In Andorra, having an abortion is punishable by up to six months in prison. © AFP |
AFP
ANDORRA LA VELLA, ANDORRA
Andorra is best known as a ski destination and tax haven -- but it's the tiny principality's status as one of Europe's last countries with an abortion ban that activists want to highlight on International Safe Abortion Day.
Even in cases of rape or when their lives are in danger, women in the country of 85,500 people nestled in the Pyrenees mountains between France and Spain, have no right to an abortion.
Only Malta, the Vatican and San Marino, another micro-state surrounded by Italy, have the same rules, putting them in a group of outliers which lost a key member this year when Ireland voted to overturn its near-total abortion ban.
In Andorra, having an abortion is punishable by up to six months in prison.
"I had a baby that was at risk of dying in my stomach, but I didn't have the right to have it removed," said Sonia, who learned in the fifth month that her foetus had an incurable disease and would likely not survive the pregnancy.
Sonia -- her name has been changed -- had already announced the pregnancy to her friends and family, but ultimately decided to make the "difficult" decision to abort.
"I would have had to wait for him to die, keep him inside me for several days before realising, and then give birth to a dead baby," said Sonia, who is in her thirties.
Like some 120 other women who head across the border each year to Spain to terminate pregnancies, she travelled to Catalonia -- Catalan is the official language of Andorra -- to have the procedure.
"You come to our country to buy cigarettes -- we come to your country to buy our rights," reads a slogan on a pro-legalisation poster shared on social media.
"It's a form of torture," said Vanessa Mendoza Cortes from the Stop Violencies (Stop Violence) group which is campaigning for the legalisation of terminations.
On Saturday, the group is organising Andorra's first ever street protest in favour of decriminalising abortion.
"We should have the right to have an abortion in our hospitals, and not have to go to Barcelona with guilt and shame," said Mendoza Cortes, who wants to make it an issue in next year's legislative elections.
She decried the local system as "hypocritical", with the authorities turning a blind eye to women heading abroad for the procedure.
It's an option that's only open to women who can pay between 600 and 1000 euros ($700-$1,160), usually handed to the Spanish doctor in an envelope.
Maria, who had an abortion at 18, said she was "lucky" her family were able to scrape the cash together, but she is well aware that for many women "this is far from the case".
Today, aged 27, she recalls her shock at her Andorran gynaecologist forcing her to listen to her foetus' heartbeat, trying to dissuade her from ending the pregnancy.
The journey back from the abortion clinic in Spain took three hours by road, during which she was doubled over with abdominal pain.
She returned deeply distressed, but "there was no psychological or medical support afterwards", she added.
- Doctors risk jail -
Andorran doctors risk up to three years in prison and a five-year ban from practising if they are caught performing abortions.
Even giving patients information or the address of a clinic abroad is against the law, doctor Eric Sylvestre Dolsa told AFP.
"In cases where the mother's life is in danger, it would clearly pose a huge ethical problem for me as a doctor if you were to apply the law strictly," said the general practitioner.
He is one of few Andorran doctors openly backing legalisation, "no matter the motivation" for ending the pregnancy.

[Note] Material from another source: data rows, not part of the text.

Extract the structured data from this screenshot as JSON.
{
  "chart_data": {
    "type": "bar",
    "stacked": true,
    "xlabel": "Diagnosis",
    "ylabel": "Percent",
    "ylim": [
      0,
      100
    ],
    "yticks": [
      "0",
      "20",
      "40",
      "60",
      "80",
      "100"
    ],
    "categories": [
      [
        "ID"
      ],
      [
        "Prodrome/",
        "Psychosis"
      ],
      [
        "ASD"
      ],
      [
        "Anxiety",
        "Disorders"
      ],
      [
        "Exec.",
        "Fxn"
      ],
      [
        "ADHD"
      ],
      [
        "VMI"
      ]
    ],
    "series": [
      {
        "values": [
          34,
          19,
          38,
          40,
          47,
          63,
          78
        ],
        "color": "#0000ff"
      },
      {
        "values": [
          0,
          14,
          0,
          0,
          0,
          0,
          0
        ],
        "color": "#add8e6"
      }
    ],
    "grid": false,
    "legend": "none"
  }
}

Many doctors are reluctant to debate abortion frankly due to fear of the instability that could arise from the issue blowing up in a principality with a unique political set-up, he said.

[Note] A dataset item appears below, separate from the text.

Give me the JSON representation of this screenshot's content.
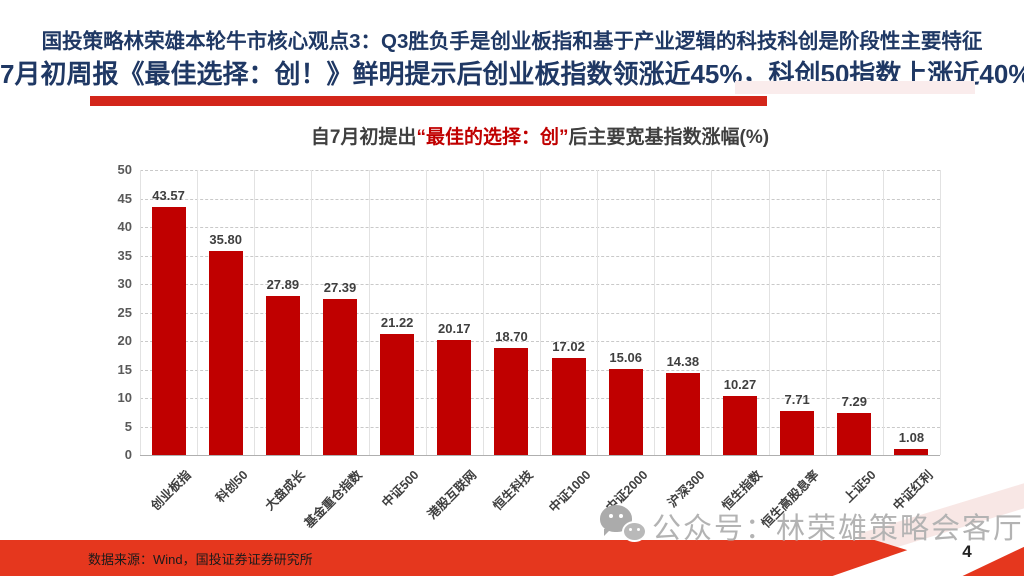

Although it is a parliamentary democracy, Andorra has two "co-princes" as head of state: French President Emmanuel Macron, and Joan-Enric Vives, a Catholic bishop staunchly opposed to abortion.
Vives has threatened to abdicate if abortion is legalised, noted Elisa Muxella, head of Andorra's Human Rights Institute.
"The government is hiding behind this excuse and saying that if we had abortion it would put our institutions in peril," said Muxella.
Sonia said she'd like to see Macron take a public stance on the issue.
"Do something for Andorran women," she implored him. "I don't want to see my daughters go through the same thing as me."